Thesis statement & research framework.

THESIS QUESTIONS

How are our online behaviors being interpreted and understood by machine learning algorithms? How do we adjust our behavior when we know it’s being surveilled and categorized? To what extent do we come to see and identify ourselves through the ‘eyes’ of the algorithm? How do users adjust their online behavior in response to algorithms?

Description

With my project, I want to take several different approaches to addressing the same set of questions.

First, I plan to do user research in the shape of individual anecdotes and broader surveys. I want to understand how prediction or recommendation engines, powered by increasingly accurate machine learning algorithms, are shaping our behaviors online. More importantly, I want to gain insights into how these mechanisms make us feel when we encounter them. I plan to send out an initial survey next week that gets to the heart of some of these questions.

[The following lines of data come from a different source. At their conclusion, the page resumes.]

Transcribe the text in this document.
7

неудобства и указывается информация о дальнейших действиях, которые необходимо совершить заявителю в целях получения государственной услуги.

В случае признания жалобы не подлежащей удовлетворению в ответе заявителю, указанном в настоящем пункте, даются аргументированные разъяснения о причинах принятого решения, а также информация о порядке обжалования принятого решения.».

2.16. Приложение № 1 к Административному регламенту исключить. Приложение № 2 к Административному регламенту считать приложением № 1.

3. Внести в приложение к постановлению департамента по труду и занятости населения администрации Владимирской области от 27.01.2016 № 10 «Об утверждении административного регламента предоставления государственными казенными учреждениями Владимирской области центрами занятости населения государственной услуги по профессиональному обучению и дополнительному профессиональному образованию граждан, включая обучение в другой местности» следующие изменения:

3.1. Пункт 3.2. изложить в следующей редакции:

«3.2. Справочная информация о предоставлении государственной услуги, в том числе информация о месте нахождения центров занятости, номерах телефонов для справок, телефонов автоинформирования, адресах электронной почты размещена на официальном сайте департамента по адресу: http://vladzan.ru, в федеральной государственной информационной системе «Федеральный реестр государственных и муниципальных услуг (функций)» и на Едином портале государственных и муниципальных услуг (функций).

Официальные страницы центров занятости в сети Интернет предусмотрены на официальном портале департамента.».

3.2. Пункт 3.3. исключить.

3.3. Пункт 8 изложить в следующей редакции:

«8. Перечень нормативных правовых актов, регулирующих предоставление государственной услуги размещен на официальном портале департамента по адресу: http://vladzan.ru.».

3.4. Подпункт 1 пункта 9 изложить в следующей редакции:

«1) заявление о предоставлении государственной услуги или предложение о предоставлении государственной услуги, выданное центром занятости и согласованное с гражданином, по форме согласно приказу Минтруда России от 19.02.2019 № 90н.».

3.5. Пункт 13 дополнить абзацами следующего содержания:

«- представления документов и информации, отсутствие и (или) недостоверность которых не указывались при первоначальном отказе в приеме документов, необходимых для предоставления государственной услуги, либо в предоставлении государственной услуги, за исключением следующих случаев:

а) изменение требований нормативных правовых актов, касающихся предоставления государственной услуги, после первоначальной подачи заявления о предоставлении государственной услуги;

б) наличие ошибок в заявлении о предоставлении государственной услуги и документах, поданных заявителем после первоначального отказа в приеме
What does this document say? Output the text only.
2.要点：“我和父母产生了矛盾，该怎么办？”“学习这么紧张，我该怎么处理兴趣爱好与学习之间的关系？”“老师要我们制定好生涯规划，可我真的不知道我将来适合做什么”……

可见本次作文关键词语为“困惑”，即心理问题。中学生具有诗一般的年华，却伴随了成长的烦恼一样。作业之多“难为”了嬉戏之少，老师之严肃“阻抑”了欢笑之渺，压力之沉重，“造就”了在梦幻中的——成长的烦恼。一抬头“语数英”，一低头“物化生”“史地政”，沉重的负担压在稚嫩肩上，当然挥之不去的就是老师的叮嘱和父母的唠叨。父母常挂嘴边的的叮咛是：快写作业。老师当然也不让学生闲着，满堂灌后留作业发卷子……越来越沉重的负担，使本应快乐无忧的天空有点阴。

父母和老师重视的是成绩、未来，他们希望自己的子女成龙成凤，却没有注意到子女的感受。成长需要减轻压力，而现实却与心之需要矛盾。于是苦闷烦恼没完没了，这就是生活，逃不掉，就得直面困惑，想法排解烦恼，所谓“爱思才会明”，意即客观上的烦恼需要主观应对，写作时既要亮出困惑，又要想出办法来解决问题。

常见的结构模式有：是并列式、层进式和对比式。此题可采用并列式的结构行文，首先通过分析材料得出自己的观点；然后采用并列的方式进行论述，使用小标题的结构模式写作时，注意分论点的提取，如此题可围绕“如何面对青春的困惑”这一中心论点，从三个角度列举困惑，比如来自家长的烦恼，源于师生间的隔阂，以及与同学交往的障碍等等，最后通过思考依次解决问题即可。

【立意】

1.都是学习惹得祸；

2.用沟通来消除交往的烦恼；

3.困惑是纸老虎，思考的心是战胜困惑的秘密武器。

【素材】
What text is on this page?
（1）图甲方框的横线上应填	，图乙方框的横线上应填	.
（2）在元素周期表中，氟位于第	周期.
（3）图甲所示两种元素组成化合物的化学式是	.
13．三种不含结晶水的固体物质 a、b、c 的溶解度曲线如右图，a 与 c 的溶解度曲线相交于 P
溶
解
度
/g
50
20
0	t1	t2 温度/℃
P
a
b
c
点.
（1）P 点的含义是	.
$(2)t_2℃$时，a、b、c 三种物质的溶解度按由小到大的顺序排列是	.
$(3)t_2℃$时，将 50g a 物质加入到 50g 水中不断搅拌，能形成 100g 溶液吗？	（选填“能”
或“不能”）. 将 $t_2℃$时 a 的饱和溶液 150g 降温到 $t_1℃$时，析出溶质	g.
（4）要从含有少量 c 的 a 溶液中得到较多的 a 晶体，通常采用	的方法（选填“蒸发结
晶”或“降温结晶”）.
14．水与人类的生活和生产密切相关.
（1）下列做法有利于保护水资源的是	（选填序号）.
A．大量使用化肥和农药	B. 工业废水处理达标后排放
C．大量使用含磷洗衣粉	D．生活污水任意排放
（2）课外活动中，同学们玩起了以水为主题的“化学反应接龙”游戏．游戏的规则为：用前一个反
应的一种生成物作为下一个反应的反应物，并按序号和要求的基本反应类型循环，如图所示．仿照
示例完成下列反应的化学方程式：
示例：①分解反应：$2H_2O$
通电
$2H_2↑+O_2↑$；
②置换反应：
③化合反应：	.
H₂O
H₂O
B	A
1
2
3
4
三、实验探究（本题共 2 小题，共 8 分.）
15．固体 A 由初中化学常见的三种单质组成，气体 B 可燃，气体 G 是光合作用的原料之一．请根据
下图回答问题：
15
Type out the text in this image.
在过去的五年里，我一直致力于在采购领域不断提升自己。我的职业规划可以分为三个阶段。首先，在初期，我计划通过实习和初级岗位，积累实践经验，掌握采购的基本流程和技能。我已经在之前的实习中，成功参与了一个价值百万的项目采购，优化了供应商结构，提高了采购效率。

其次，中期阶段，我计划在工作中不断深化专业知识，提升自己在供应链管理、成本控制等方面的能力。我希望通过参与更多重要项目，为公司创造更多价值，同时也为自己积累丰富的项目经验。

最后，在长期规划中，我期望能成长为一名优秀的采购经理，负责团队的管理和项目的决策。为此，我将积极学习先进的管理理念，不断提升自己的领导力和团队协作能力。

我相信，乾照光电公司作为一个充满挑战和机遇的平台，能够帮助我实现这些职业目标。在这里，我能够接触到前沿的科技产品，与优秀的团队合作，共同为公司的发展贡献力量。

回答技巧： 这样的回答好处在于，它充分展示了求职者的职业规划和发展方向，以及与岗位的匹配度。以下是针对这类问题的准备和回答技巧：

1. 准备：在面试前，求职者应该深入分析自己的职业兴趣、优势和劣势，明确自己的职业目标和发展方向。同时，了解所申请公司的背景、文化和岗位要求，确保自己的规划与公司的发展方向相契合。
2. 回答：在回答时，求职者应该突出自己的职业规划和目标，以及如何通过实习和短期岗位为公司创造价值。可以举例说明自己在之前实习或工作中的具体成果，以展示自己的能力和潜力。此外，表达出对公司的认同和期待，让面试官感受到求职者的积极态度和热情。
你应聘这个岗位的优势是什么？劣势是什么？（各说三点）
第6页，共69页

Second, I intend to build a tool that gives users greater visibility into how algorithms are constructing a portrait of them based on their online behavior. What advertisements did they click? Who are their friends? What did they last purchase? I’m still not sure what form the tool itself will take but I plan to continue researching and referencing the work done by other researchers and activists.

Third, I want to gather up all my findings – both qualitative and quantitative – and present them in an engaging, exploratory way. I will likely write a research paper summarizing what I’ve discovered, but I also want to make that research accessible and educational to the average internet user.

Research Approach

First, the literature. I’ve started reading a number of books and academic articles that are relevant to this topic. Wendy Chun’s books Programmed Visions and Updating to Remain the Same have already been central to my research. I also plan to read Alexander Galloway’s Protocol, Patrick Hebron’s Learning Machines, and Weapons of Math Destruction. I’m making my way through Microsoft Research’s summary of academic articles related to critical algorithm studies. One article that’s been helpful in understanding user anecdotes has been Taina Bucher’s “The algorithmic imaginary: exploring the ordinary effects of Facebook algorithms,” which takes an ethnographic approach to understanding how users interact with algorithms online.

Second, the user research. I’m going to conduct my own user research in the form of surveys and the collection of individual anecdotes. I want to pinpoint specific interactions that users find particularly unnerving, creepy, benign, or invisible. I also want to understand how a knowledge that their news feed is filtered affects the way they interact with the platform.

Third, the experts. I want to get in touch with several researchers and artists who are already making strides in this field. I’m planning to reach out this week.

Personal Statement

Many people remember the day they first logged online or the day they got their first gmail account. I remember the exact day Facebook introduced its News Feed, a feature that allowed users to see what their friends were talking about on the platform. I remember going to high school that day and talking with my friends about the strangeness of it all, the experience of seeing what other people were commenting on and liking. And yet within days we had accepted and embraced the changes to the platform.

Since that day, Facebook has unrolled a number of changes to its platform, many of which we don’t notice or see because they are minor tweaks to the algorithm that dictates what information we see and what information is rendered invisible. Most recently, machine learning tools have thrown a whole new set of problems into the mix, as such algorithms become increasingly more nebulous and less transparent. I’m interested in understanding how algorithms – not just on Facebook, but on every platform – make us feel when we notice them. I also want to understand how users adjust their behavior in dialogue with such algorithms.

Much of my work at ITP has been focused on data privacy, surveillance culture, and the blurring of public and private spaces. I intend my thesis to be a continuation of past research and projects.